Abstract
Chemical agents remain a persistent threat to both Warfighters and civilian personnel in both combat and non-combat environments. While many useful detection technologies exist to provide early warning, many of them suffer from similar drawbacks. Most common are unacceptable false positive response rates and inability to discriminate target analytes in complex or obscurant-laden environments. A typical approach to this problem is to develop material solutions for more specific and sensitive sensors. While useful, these solutions are often too expensive, not practical, or non-deployable. Our approach fuses both material and data science to extend the power of multiplexed sensor arrays towards more accurate and faster detection and discrimination.
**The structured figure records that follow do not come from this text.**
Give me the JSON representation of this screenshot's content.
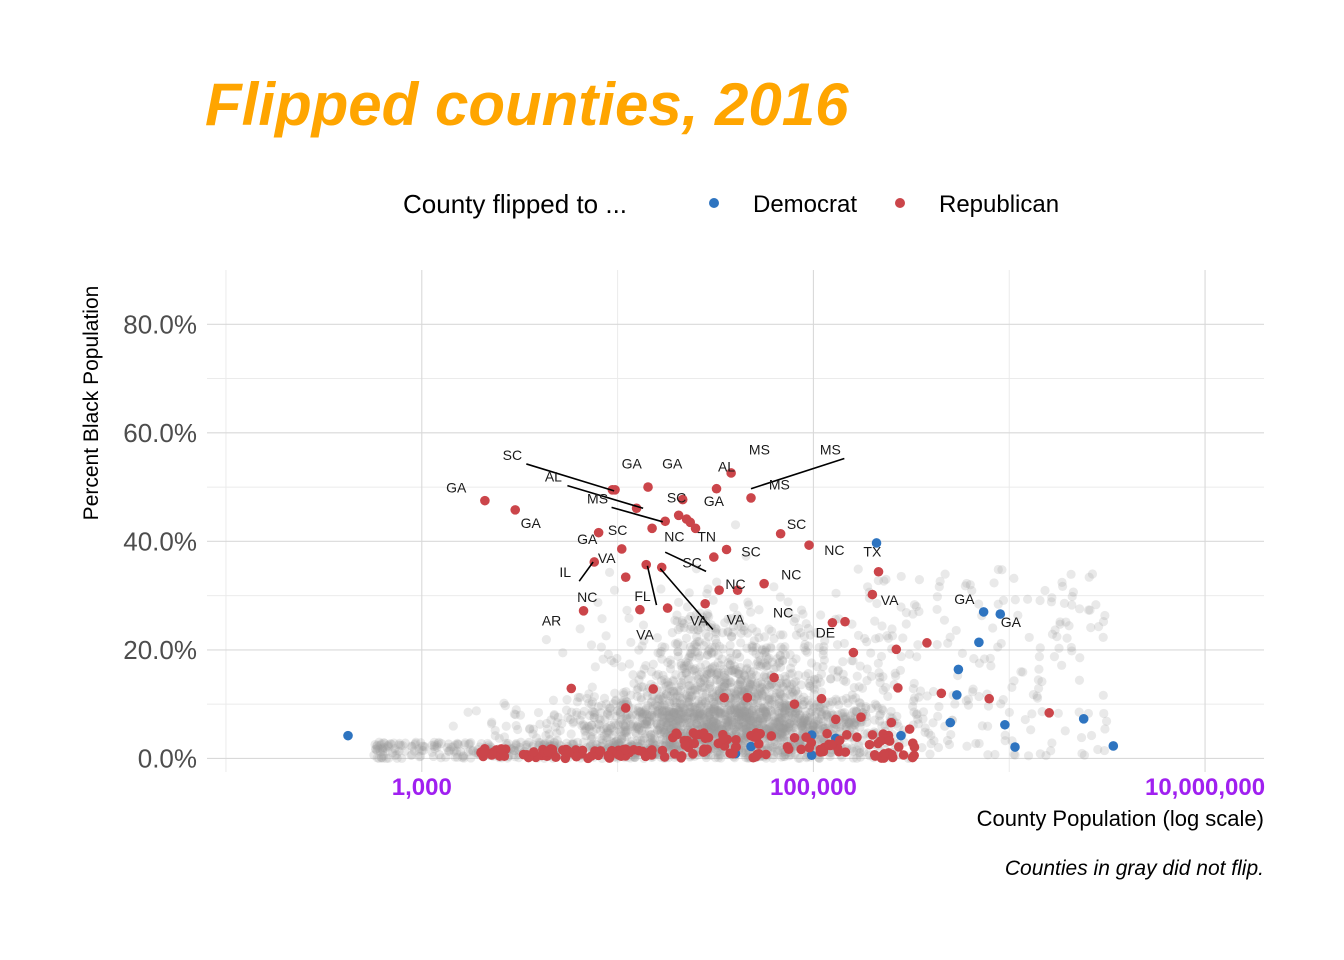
{
  "chart_data": {
    "type": "scatter",
    "title": "Flipped counties, 2016",
    "xlabel": "County Population (log scale)",
    "ylabel": "Percent Black Population",
    "caption": "Counties in gray did not flip.",
    "x_scale": "log10",
    "xlim": [
      80,
      20000000
    ],
    "ylim": [
      -0.025,
      0.9
    ],
    "x_ticks": [
      {
        "value": 1000,
        "label": "1,000"
      },
      {
        "value": 100000,
        "label": "100,000"
      },
      {
        "value": 10000000,
        "label": "10,000,000"
      }
    ],
    "x_minor_ticks": [
      100,
      10000,
      1000000
    ],
    "y_ticks": [
      {
        "value": 0.0,
        "label": "0.0%"
      },
      {
        "value": 0.2,
        "label": "20.0%"
      },
      {
        "value": 0.4,
        "label": "40.0%"
      },
      {
        "value": 0.6,
        "label": "60.0%"
      },
      {
        "value": 0.8,
        "label": "80.0%"
      }
    ],
    "y_minor_ticks": [
      0.1,
      0.3,
      0.5,
      0.7
    ],
    "grid": true,
    "legend": {
      "title": "County flipped to ...",
      "placement": "top",
      "entries": [
        {
          "label": "Democrat",
          "color": "#2e74c0"
        },
        {
          "label": "Republican",
          "color": "#cb454a"
        }
      ]
    },
    "colors": {
      "title": "#ffa500",
      "x_tick": "#a020f0",
      "not_flipped": "#999999",
      "grid": "#d9d9d9"
    },
    "background_points_note": "Gray points are counties that did not flip; they are drawn as a dense cloud.",
    "series": [
      {
        "name": "Democrat",
        "color": "#2e74c0",
        "points": [
          {
            "x": 420,
            "y": 0.042
          },
          {
            "x": 40000,
            "y": 0.009
          },
          {
            "x": 48000,
            "y": 0.022
          },
          {
            "x": 98000,
            "y": 0.043
          },
          {
            "x": 98000,
            "y": 0.006
          },
          {
            "x": 130000,
            "y": 0.037
          },
          {
            "x": 210000,
            "y": 0.397
          },
          {
            "x": 280000,
            "y": 0.042
          },
          {
            "x": 500000,
            "y": 0.066
          },
          {
            "x": 550000,
            "y": 0.164
          },
          {
            "x": 540000,
            "y": 0.117
          },
          {
            "x": 700000,
            "y": 0.214
          },
          {
            "x": 740000,
            "y": 0.27
          },
          {
            "x": 900000,
            "y": 0.266
          },
          {
            "x": 950000,
            "y": 0.062
          },
          {
            "x": 1070000,
            "y": 0.021
          },
          {
            "x": 2400000,
            "y": 0.073
          },
          {
            "x": 3400000,
            "y": 0.023
          }
        ]
      },
      {
        "name": "Republican",
        "color": "#cb454a",
        "points": [
          {
            "x": 2100,
            "y": 0.475
          },
          {
            "x": 3000,
            "y": 0.458
          },
          {
            "x": 5800,
            "y": 0.129
          },
          {
            "x": 6700,
            "y": 0.272
          },
          {
            "x": 7600,
            "y": 0.362
          },
          {
            "x": 8000,
            "y": 0.416
          },
          {
            "x": 9400,
            "y": 0.495
          },
          {
            "x": 9700,
            "y": 0.495
          },
          {
            "x": 10500,
            "y": 0.386
          },
          {
            "x": 11000,
            "y": 0.334
          },
          {
            "x": 11000,
            "y": 0.093
          },
          {
            "x": 12500,
            "y": 0.461
          },
          {
            "x": 13000,
            "y": 0.274
          },
          {
            "x": 14000,
            "y": 0.357
          },
          {
            "x": 14300,
            "y": 0.5
          },
          {
            "x": 15000,
            "y": 0.424
          },
          {
            "x": 15200,
            "y": 0.128
          },
          {
            "x": 16800,
            "y": 0.352
          },
          {
            "x": 17500,
            "y": 0.437
          },
          {
            "x": 18000,
            "y": 0.277
          },
          {
            "x": 20500,
            "y": 0.448
          },
          {
            "x": 21500,
            "y": 0.477
          },
          {
            "x": 22500,
            "y": 0.441
          },
          {
            "x": 23500,
            "y": 0.435
          },
          {
            "x": 25000,
            "y": 0.424
          },
          {
            "x": 28000,
            "y": 0.285
          },
          {
            "x": 31000,
            "y": 0.371
          },
          {
            "x": 32000,
            "y": 0.497
          },
          {
            "x": 33000,
            "y": 0.31
          },
          {
            "x": 35000,
            "y": 0.112
          },
          {
            "x": 36000,
            "y": 0.385
          },
          {
            "x": 38000,
            "y": 0.526
          },
          {
            "x": 41000,
            "y": 0.31
          },
          {
            "x": 46000,
            "y": 0.112
          },
          {
            "x": 48000,
            "y": 0.48
          },
          {
            "x": 56000,
            "y": 0.322
          },
          {
            "x": 63000,
            "y": 0.149
          },
          {
            "x": 68000,
            "y": 0.414
          },
          {
            "x": 80000,
            "y": 0.1
          },
          {
            "x": 95000,
            "y": 0.393
          },
          {
            "x": 110000,
            "y": 0.11
          },
          {
            "x": 125000,
            "y": 0.25
          },
          {
            "x": 130000,
            "y": 0.072
          },
          {
            "x": 145000,
            "y": 0.252
          },
          {
            "x": 160000,
            "y": 0.195
          },
          {
            "x": 175000,
            "y": 0.076
          },
          {
            "x": 200000,
            "y": 0.302
          },
          {
            "x": 215000,
            "y": 0.344
          },
          {
            "x": 250000,
            "y": 0.066
          },
          {
            "x": 265000,
            "y": 0.201
          },
          {
            "x": 270000,
            "y": 0.13
          },
          {
            "x": 310000,
            "y": 0.054
          },
          {
            "x": 380000,
            "y": 0.213
          },
          {
            "x": 450000,
            "y": 0.12
          },
          {
            "x": 790000,
            "y": 0.11
          },
          {
            "x": 1600000,
            "y": 0.084
          }
        ]
      }
    ],
    "annotations": [
      {
        "text": "SC",
        "x": 2900,
        "y": 0.55,
        "line_to": {
          "x": 9600,
          "y": 0.493
        }
      },
      {
        "text": "GA",
        "x": 1500,
        "y": 0.49
      },
      {
        "text": "AL",
        "x": 4700,
        "y": 0.51,
        "line_to": {
          "x": 13500,
          "y": 0.461
        }
      },
      {
        "text": "GA",
        "x": 11800,
        "y": 0.534
      },
      {
        "text": "GA",
        "x": 19000,
        "y": 0.534
      },
      {
        "text": "AL",
        "x": 36000,
        "y": 0.529
      },
      {
        "text": "MS",
        "x": 53000,
        "y": 0.56
      },
      {
        "text": "MS",
        "x": 122000,
        "y": 0.56,
        "line_to": {
          "x": 48000,
          "y": 0.497
        }
      },
      {
        "text": "MS",
        "x": 7900,
        "y": 0.47,
        "line_to": {
          "x": 17000,
          "y": 0.436
        }
      },
      {
        "text": "SC",
        "x": 20000,
        "y": 0.472
      },
      {
        "text": "GA",
        "x": 31000,
        "y": 0.465
      },
      {
        "text": "MS",
        "x": 67000,
        "y": 0.496
      },
      {
        "text": "GA",
        "x": 3600,
        "y": 0.425
      },
      {
        "text": "SC",
        "x": 10000,
        "y": 0.412
      },
      {
        "text": "NC",
        "x": 19500,
        "y": 0.4
      },
      {
        "text": "TN",
        "x": 28500,
        "y": 0.4
      },
      {
        "text": "SC",
        "x": 82000,
        "y": 0.423
      },
      {
        "text": "GA",
        "x": 7000,
        "y": 0.395
      },
      {
        "text": "SC",
        "x": 48000,
        "y": 0.372
      },
      {
        "text": "NC",
        "x": 128000,
        "y": 0.375
      },
      {
        "text": "VA",
        "x": 8800,
        "y": 0.36
      },
      {
        "text": "SC",
        "x": 24000,
        "y": 0.352,
        "line_to": {
          "x": 17500,
          "y": 0.38
        }
      },
      {
        "text": "IL",
        "x": 5400,
        "y": 0.334,
        "line_to": {
          "x": 7500,
          "y": 0.362
        }
      },
      {
        "text": "TX",
        "x": 200000,
        "y": 0.372
      },
      {
        "text": "FL",
        "x": 13400,
        "y": 0.29,
        "line_to": {
          "x": 14200,
          "y": 0.355
        }
      },
      {
        "text": "NC",
        "x": 40000,
        "y": 0.312
      },
      {
        "text": "NC",
        "x": 77000,
        "y": 0.33
      },
      {
        "text": "NC",
        "x": 7000,
        "y": 0.288
      },
      {
        "text": "VA",
        "x": 245000,
        "y": 0.283
      },
      {
        "text": "GA",
        "x": 590000,
        "y": 0.285
      },
      {
        "text": "AR",
        "x": 4600,
        "y": 0.245
      },
      {
        "text": "VA",
        "x": 26000,
        "y": 0.245,
        "line_to": {
          "x": 16500,
          "y": 0.35
        }
      },
      {
        "text": "VA",
        "x": 40000,
        "y": 0.247
      },
      {
        "text": "NC",
        "x": 70000,
        "y": 0.26
      },
      {
        "text": "GA",
        "x": 1020000,
        "y": 0.242
      },
      {
        "text": "DE",
        "x": 115000,
        "y": 0.223
      },
      {
        "text": "VA",
        "x": 13800,
        "y": 0.219
      }
    ]
  }
}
This presentation will discuss our approach towards vapor analyte detection using multiplex array systems combined with novel data science approaches. For vapor phase detection, sorptive and conductive graphene-based nanocomposite polymer films as well as select 2D conductive materials are used for semi-selective affinity towards chemical agent simulants in binary mixtures with common obscurants. Response data are pre-processed using a novel algorithm called the Variational Autoencoder Kalman Filter and the entire response dataset is used to train neural networks for analyte discrimination. To inform the neural networks to facilitate accurate and fast analyte discrimination, datasets far exceeding the capability of laboratory measurements are needed. Here too we describe our approach to generate simulated data to supplement and augment the classification algorithm machine learning process. We lastly demonstrate this approach to discriminate binary and tertiary mixtures of analytes with both similar and different chemical similarity both in and out of the precise of common environmental interferents.